This is a research blog so I though I’d post some quick numbers we are seeing for de novo assembly of the Neurospora crassa genome using Velvet. The genome of N.crassa is about 40Mb and sequencing of several flow cells using Solexa/Illumina technology to see what kind of de novo reconstruction we’d get. I knew that this is probably insufficient for a very good assembly given what has been reported in the literature, but sometimes it is helpful to give it a try on local data. Mostly this is a project about SNP discovery from the outset. I used a hash size of 21 in velvet with an early (2FC) and later (4FC) dataset. Velvet was run with a hashsize of 21 for these data based on some calculations and running it with different hash sizes to see the optimal N50. Summary contig size numbers come from the commands using cndtools from Colin Dewey.

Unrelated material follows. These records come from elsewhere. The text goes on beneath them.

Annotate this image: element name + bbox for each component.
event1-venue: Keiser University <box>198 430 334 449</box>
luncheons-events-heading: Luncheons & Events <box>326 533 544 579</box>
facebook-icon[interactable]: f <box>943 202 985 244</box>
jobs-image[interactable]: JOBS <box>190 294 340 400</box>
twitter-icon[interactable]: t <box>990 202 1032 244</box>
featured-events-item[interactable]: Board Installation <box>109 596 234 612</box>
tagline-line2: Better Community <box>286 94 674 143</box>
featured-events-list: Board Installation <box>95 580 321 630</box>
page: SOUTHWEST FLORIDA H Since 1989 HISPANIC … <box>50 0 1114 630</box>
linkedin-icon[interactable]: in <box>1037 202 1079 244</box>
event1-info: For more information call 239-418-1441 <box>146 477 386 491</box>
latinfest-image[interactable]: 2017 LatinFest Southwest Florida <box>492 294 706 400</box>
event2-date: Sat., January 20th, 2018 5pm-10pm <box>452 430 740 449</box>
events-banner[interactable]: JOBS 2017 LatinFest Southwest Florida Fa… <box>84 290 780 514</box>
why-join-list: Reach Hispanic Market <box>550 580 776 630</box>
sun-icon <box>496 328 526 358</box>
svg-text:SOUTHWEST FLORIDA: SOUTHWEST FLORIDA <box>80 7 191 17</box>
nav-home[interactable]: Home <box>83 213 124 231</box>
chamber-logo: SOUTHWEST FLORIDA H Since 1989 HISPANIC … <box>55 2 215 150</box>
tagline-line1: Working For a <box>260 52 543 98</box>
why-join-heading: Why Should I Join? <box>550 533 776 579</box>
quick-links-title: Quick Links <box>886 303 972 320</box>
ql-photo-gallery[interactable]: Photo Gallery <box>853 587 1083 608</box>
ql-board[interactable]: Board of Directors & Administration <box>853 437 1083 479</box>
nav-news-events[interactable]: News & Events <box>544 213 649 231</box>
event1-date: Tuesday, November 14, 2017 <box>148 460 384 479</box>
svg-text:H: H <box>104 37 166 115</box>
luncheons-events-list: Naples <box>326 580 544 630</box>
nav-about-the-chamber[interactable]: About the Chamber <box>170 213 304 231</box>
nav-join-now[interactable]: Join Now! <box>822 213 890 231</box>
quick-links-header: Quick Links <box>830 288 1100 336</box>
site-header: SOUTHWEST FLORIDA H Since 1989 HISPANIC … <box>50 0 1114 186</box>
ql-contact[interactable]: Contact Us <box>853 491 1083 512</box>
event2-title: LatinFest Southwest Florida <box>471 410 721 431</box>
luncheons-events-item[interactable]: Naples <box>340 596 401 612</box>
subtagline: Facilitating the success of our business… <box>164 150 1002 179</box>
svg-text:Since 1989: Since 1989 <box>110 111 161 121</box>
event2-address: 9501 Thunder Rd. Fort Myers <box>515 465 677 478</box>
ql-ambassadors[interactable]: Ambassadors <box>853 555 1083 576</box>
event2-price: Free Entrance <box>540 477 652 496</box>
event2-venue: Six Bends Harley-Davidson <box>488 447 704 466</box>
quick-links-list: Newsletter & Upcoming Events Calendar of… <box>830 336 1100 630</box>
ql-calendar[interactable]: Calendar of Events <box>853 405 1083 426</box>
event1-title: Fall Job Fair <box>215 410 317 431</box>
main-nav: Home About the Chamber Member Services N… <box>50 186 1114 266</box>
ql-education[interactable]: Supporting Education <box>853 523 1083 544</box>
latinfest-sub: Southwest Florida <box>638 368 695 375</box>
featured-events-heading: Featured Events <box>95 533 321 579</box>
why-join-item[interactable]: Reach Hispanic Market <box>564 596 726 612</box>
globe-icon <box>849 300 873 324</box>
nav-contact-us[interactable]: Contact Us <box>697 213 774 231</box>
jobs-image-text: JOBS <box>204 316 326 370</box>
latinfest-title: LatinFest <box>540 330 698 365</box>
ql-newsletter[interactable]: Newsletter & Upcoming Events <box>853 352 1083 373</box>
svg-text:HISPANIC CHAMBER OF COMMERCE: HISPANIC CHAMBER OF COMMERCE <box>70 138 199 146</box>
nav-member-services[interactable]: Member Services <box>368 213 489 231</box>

faLen < contigs.fa | stats
2 flowcells (~10M reads @36bp/read or about 10X coverage of 40Mb genome)
N = 199562 SUM = 25463251 MIN = 49 1ST-QUARTILE = 87 MEDIAN = 107.0 3RD-QUARTILE = 146 MAX = 5371 MEAN = 127.59568956 N50 = 130
4 flow cells (~20M reads @36bp/read; or about 20X coverage of a 40Mb genome)
N = 102437 SUM = 38352075 MIN = 41 1ST-QUARTILE = 77.0 MEDIAN = 153 3RD-QUARTILE = 467 MAX = 7189 MEAN = 374.396702363 N50 = 837
So that’s N50 of 837bp – for those used to seeing N50 on the order or 1.5Mb this is not great. But from4 FC worth of sequencing which was pretty cheap. This is a reasonably repeat-limited genome so we should get pretty good recovery if the seq coverage is high enough. Using Maq we can both scaffold the reads and recover a sufficient number of high quality SNPs for the mapping part of the project.
To get a better assembly one would need much deeper coverage as Daniel and Ewan explain in their Velvet paper and shown in Figure 4 (sorry, not open-access for 6 mo). Full credit: This sequence was from unpaired sequence reads from Illumina/Solexa Genomic sequencing done at UCB/QB3 facility on libraries prepared by Charles Hall in the Glass lab.